The fistula tract (path) is intended to be closed with these two materials.
E.LIFT Surgery
One of the current methods used in complex fistula treatment is LIFT (Ligation of the Intersphincteric Tract) surgery. The main logic of the surgery is to remove the anal glands located between the internal and external muscles of the anus, called the intersphincteric distance, which is the main focus in the emergence of anal abscesses and fistulas, and to eliminate the connection between the anal canal and the external mouth by connecting the internal and external mouths of the fistula tract.
It is a surgical option with a high chance of success and a low risk of complications when performed by experienced physicians.

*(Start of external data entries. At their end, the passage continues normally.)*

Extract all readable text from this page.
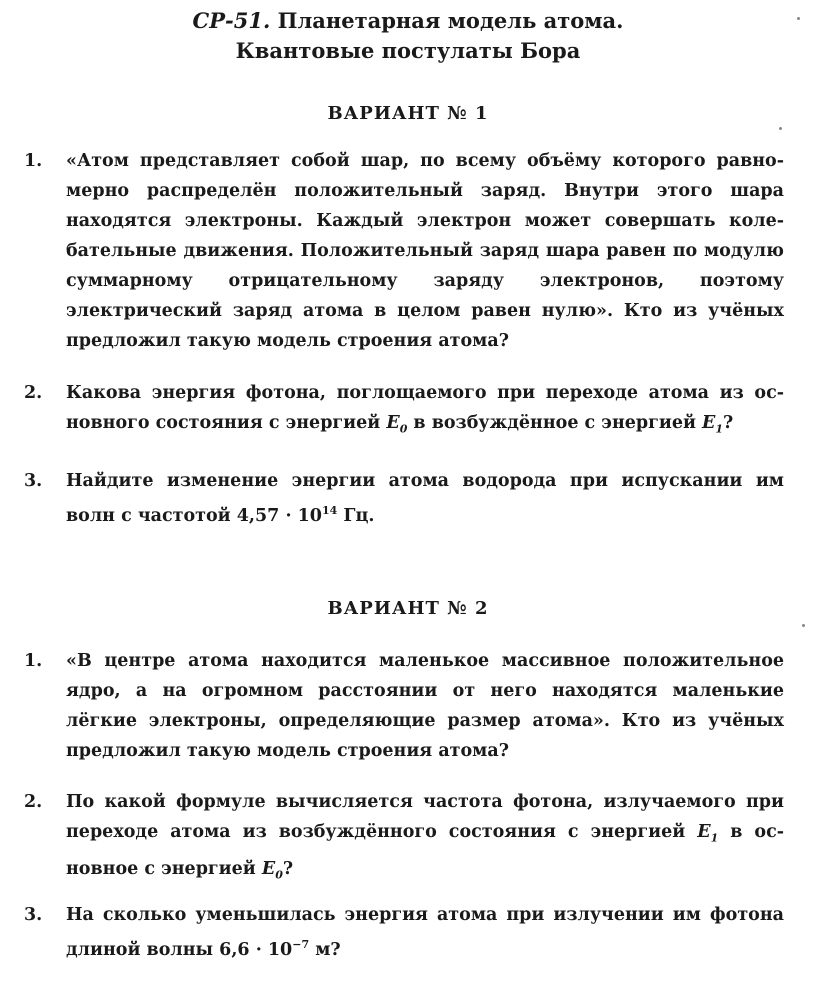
СР-51. Планетарная модель атома.
Квантовые постулаты Бора
ВАРИАНТ № 1
1. «Атом представляет собой шар, по всему объёму которого равномерно распределён положительный заряд. Внутри этого шара находятся электроны. Каждый электрон может совершать колебательные движения. Положительный заряд шара равен по модулю суммарному отрицательному заряду электронов, поэтому электрический заряд атома в целом равен нулю». Кто из учёных предложил такую модель строения атома?
2. Какова энергия фотона, поглощаемого при переходе атома из основного состояния с энергией $E_0$ в возбуждённое с энергией $E_1$?
3. Найдите изменение энергии атома водорода при испускании им волн с частотой $4,57 \cdot 10^{14}$ Гц.
ВАРИАНТ № 2
1. «В центре атома находится маленькое массивное положительное ядро, а на огромном расстоянии от него находятся маленькие лёгкие электроны, определяющие размер атома». Кто из учёных предложил такую модель строения атома?
2. По какой формуле вычисляется частота фотона, излучаемого при переходе атома из возбуждённого состояния с энергией $E_1$ в основное с энергией $E_0$?
3. На сколько уменьшилась энергия атома при излучении им фотона длиной волны $6,6 \cdot 10^{-7}$ м?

F. Advancement Flap Surgeries
The success of Flap shifting techniques in the treatment of Perianal Fistulas is related to the selection of the appropriate patient and the experience of the physician who will perform the application in this regard. This technique should not be performed in some patient groups. The aim of the surgery is to ensure that an island lining the inner surface of the anal canal and on the skin side is released and the inner mouth of the fistula is closed.
•Presence of proctitis (Crohn's disease) and high-dose steroid use
•Presence of undrained abscess foci
•Presence of fistula history of less than 4 weeks
•Presence of persistent secondary fistula tracts
•Perianal fistulas due to cancer or radiation
•A defect in the anal muscles due to previous surgery
What is a Horseshoe Fistula?
Horseshoe fistula is the most complete fistula among anal fistula patients.
Horseshoe abscess and fistulas, which should be discussed as a separate title among perianal fistula diseases, are difficult to treat. It is a fistula type that requires experience, has a low chance of success and carries a risk of complications.
They are horseshoe-shaped abscesses that surround the anus from the anatomical spaces around the anus.
Horseshoe fistula surgery is a surgery that should be performed by experienced and experienced physicians in this field. The surgeon who deals with proctology and the patient should be patient during the treatment process.
The patient should be followed closely. Revisions should be made without delay when necessary.
There is always a risk of gas and fecal incontinence in such serious fistulas. The surgeon's experience, the selection of the ideal technique for the patient, diabetes, ischemic diseases, smoking, and not having had fistula surgery before are the most important factors affecting the success of the treatment.
I have been diagnosed with Anal Fistula, what happens if I do not undergo surgery?
The treatment of anal fistula is surgical. If surgery is not performed, the patient will first experience discharge, itching, and hygiene problems that will reduce their quality of life. In addition, frequent abscess attacks and each abscess attack may cause new fistulas that can reach new areas. Therefore, treatment may be more difficult over time and may result in higher complication risks.
What are the risks of Anal Fistula surgery?
The aim of anal fistula surgery is to eliminate the fistula. Of course, while providing this, it is extremely important to maintain continence (ability to hold gas and stool). Anal fistula surgery is an operation that requires experience, and it is important that it is performed by experienced proctologists.